Why spend Rs 452b more on fertilizer import?


Pakistan would have to spend approximately Rs 452 billion annually on urea imports if the government decided to close down the fertiliser industry by permanently disconnecting gas from seven fertiliser plants with a combined annual production capacity of 6.9 million tons.
The cost of importing 6.0 million tons of urea would be roughly Rs 312 billion while an additional Rs 140 billion would be needed to subsidize this imported urea to match the prevailing urea prices. Fertiliser Manufacturers Pakistan Advisory Council (FMPAC) Executive Director Shahab Khawaja said that the country’s current economic condition did not allow incurring approximately Rs 452b on urea imports.
Shahab said that of the total 4.3 billion cubic feet of daily gas production, the fertiliser sector’s total gas allocation was just 818 MMCFD, and moreover, the sector was receiving barely 600 MMCFD through the MARI and SSGC networks as all four fertiliser plants on the SNGPL network with an allocation of 240 MMCFD remained closed for over 300 days in 2012. He said the gas allocated via the MARI network was low MMBTU gas (inferior quality gas) which could not be used for power generation or domestic consumption, and was therefore being utilized by domestic fertiliser plants to prevent it from being wasted.
“If we permanently shut down our fertiliser plants as advised by some vested-interest groups, in addition to losing more than $10 billion in fertiliser sector investments the national exchequer would also be deprived of the fertiliser industry’s annual tax revenues of Rs 28 billion. The fertiliser industry has paid over Rs 140 billion in taxes in last five years,” Shahab pointed out.
Furthermore, he said that many fertiliser plants were also listed at local stock exchanges with a cumulative market capitalisation worth billions of dollars, and therefore, their closure would result in loss of investors’ confidence and subsequently raise bank defaults and in turn affect the government’s privatisation program.
Shahab added that by producing urea locally, in addition to saving billions of dollars in foreign exchange annually, Pakistan was also providing affordable urea to its farmers which aided in keeping the crops production costs in control.

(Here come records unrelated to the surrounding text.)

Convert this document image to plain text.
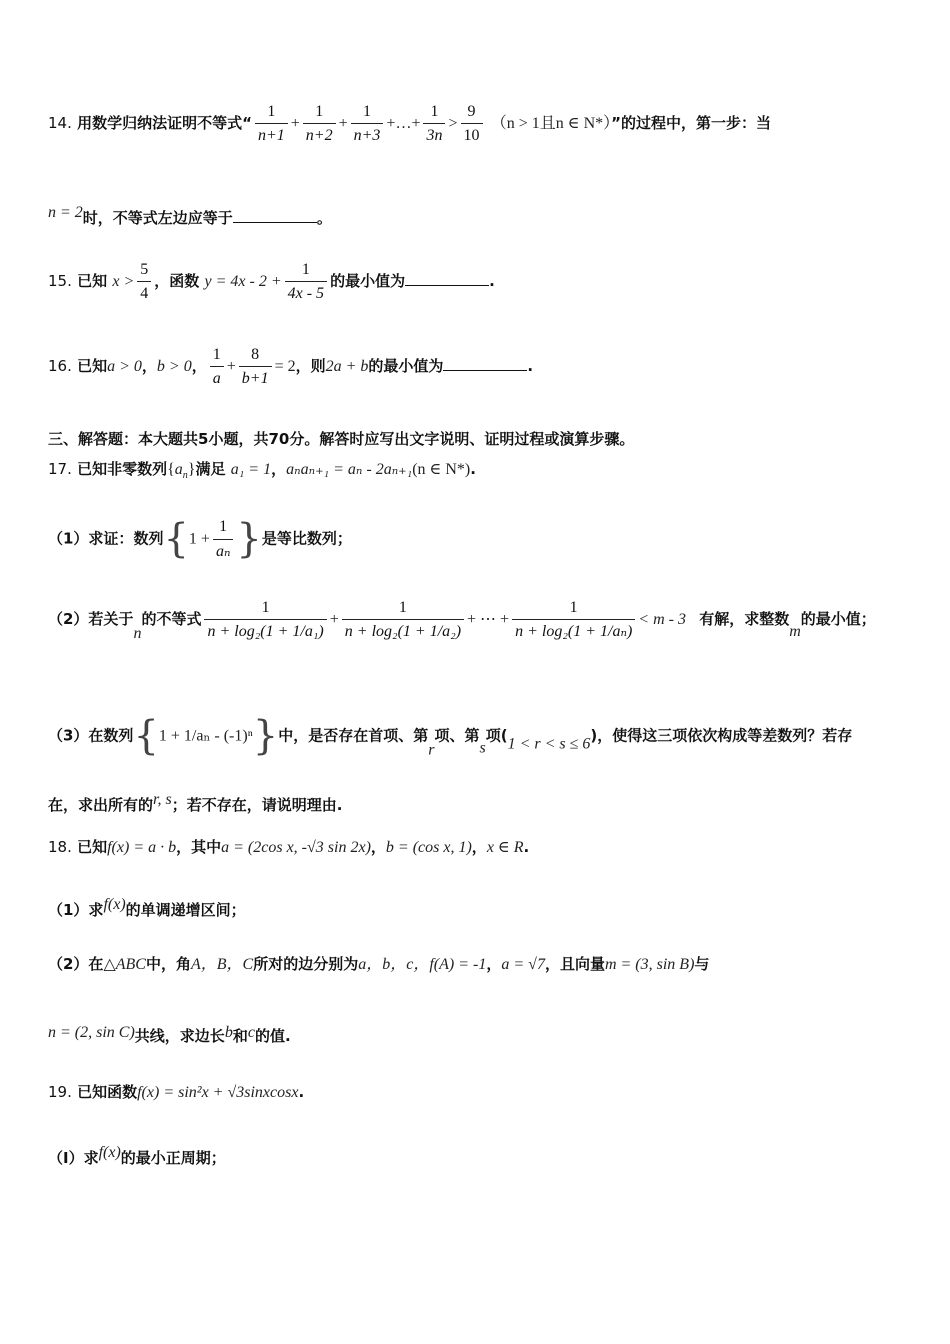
14. 用数学归纳法证明不等式“ $\frac{1}{n+1} + \frac{1}{n+2} + \frac{1}{n+3}$ +…+ $\frac{1}{3n} > \frac{9}{10} (n > 1$且n ∈ N*）”的过程中，第一步：当
n = 2时，不等式左边应等于	。
15. 已知 $x > \frac{5}{4}$ ，函数 $y = 4x - 2 + \frac{1}{4x - 5}$ 的最小值为	.
16. 已知a > 0，b > 0， $\frac{1}{a} + \frac{8}{b+1} = 2$，则2a + b的最小值为	.
三、解答题：本大题共5小题，共70分。解答时应写出文字说明、证明过程或演算步骤。
17. 已知非零数列$\{a_n\}$满足 a₁ = 1，aₙaₙ₊₁ = aₙ - 2aₙ₊₁(n ∈ N*).
（1）求证：数列{$1 + \frac{1}{\text{aₙ}}$ }是等比数列；
（2）若关于n的不等式 $\frac{1}{\text{n + log₂(1 + 1/a₁)}} + \frac{1}{\text{n + log₂(1 + 1/a₂)}}$ + ⋯ + $\frac{1}{\text{n + log₂(1 + 1/aₙ)}} < m - 3$ 有解，求整数m的最小值；
（3）在数列{1 + 1/aₙ - (-1)ⁿ}中，是否存在首项、第r项、第s项(1 < r < s ≤ 6)，使得这三项依次构成等差数列？若存
在，求出所有的r, s；若不存在，请说明理由.
18. 已知f(x) = a · b，其中a = (2cos x, -√3 sin 2x)，b = (cos x, 1)，x ∈ R.
（1）求f(x)的单调递增区间；
（2）在△ABC中，角A，B，C所对的边分别为a，b，c，f(A) = -1，a = √7，且向量m = (3, sin B)与
n = (2, sin C)共线，求边长b和c的值.
19. 已知函数f(x) = sin²x + √3sinxcosx.
（Ⅰ）求f(x)的最小正周期；
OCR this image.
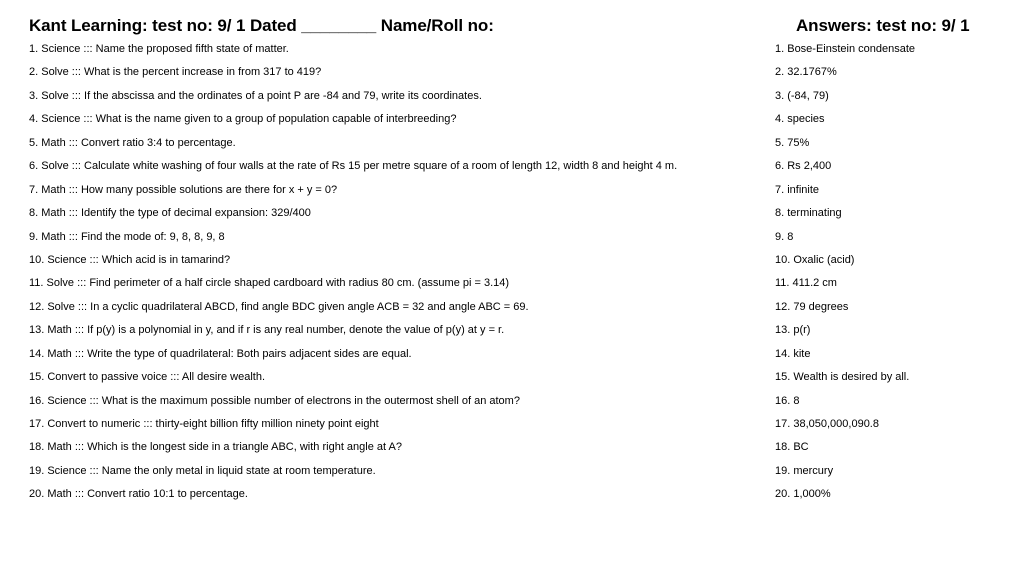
Kant Learning: test no: 9/ 1 Dated ________ Name/Roll no:	Answers: test no: 9/ 1
1. Science ::: Name the proposed fifth state of matter.
2. Solve ::: What is the percent increase in from 317 to 419?
3. Solve ::: If the abscissa and the ordinates of a point P are -84 and 79, write its coordinates.
4. Science ::: What is the name given to a group of population capable of interbreeding?
5. Math ::: Convert ratio 3:4 to percentage.
6. Solve ::: Calculate white washing of four walls at the rate of Rs 15 per metre square of a room of length 12, width 8 and height 4 m.
7. Math ::: How many possible solutions are there for x + y = 0?
8. Math ::: Identify the type of decimal expansion: 329/400
9. Math ::: Find the mode of: 9, 8, 8, 9, 8
10. Science ::: Which acid is in tamarind?
11. Solve ::: Find perimeter of a half circle shaped cardboard with radius 80 cm. (assume pi = 3.14)
12. Solve ::: In a cyclic quadrilateral ABCD, find angle BDC given angle ACB = 32 and angle ABC = 69.
13. Math ::: If p(y) is a polynomial in y, and if r is any real number, denote the value of p(y) at y = r.
14. Math ::: Write the type of quadrilateral: Both pairs adjacent sides are equal.
15. Convert to passive voice ::: All desire wealth.
16. Science ::: What is the maximum possible number of electrons in the outermost shell of an atom?
17. Convert to numeric ::: thirty-eight billion fifty million ninety point eight
18. Math ::: Which is the longest side in a triangle ABC, with right angle at A?
19. Science ::: Name the only metal in liquid state at room temperature.
20. Math ::: Convert ratio 10:1 to percentage.
1. Bose-Einstein condensate
2. 32.1767%
3. (-84, 79)
4. species
5. 75%
6. Rs 2,400
7. infinite
8. terminating
9. 8
10. Oxalic (acid)
11. 411.2 cm
12. 79 degrees
13. p(r)
14. kite
15. Wealth is desired by all.
16. 8
17. 38,050,000,090.8
18. BC
19. mercury
20. 1,000%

In 2012 the average delta between domestically and imported urea prices was Rs 1,015 per bag out of which the government provided Rs 250 per bag in feed/fuel differential through concessionary feed gas and remaining Rs 765 per bag was voluntarily passed to the farmers by the fertiliser sector, he said. Shahab added that urea was a form of energy and that the cost of imported urea was significantly higher than other forms of energy including coal, and RFO.
He said the fertiliser usage in the country touched 6.5 million tons in 2009 but had since exponentially declined to 5.3 million tons in 2012.
This lower consumption/demand was due to higher urea prices owing to imposition of the GST, the GIDC and unprecedented gas restrictions of over 88 percent for the SNGPL based four fertiliser plants which possessed an aggregate production capacity of approximately 2.3 million tons, he pointed out. Furthermore, Shahab said that in contrast to the power sector (including government operated power generation companies Genco’s, IPPs etc), other industries, captive power plants and CNG the sector, the fertiliser industry was the most energy efficient sector.
Shahab said that if the government could minimise gas losses in the country the current gas crisis could be brought under control without reducing the supply to any sector at all. The ‘system inefficiencies’ in the SNGPL and the SSGC distribution networks were the core problem and had never been addressed properly, he added.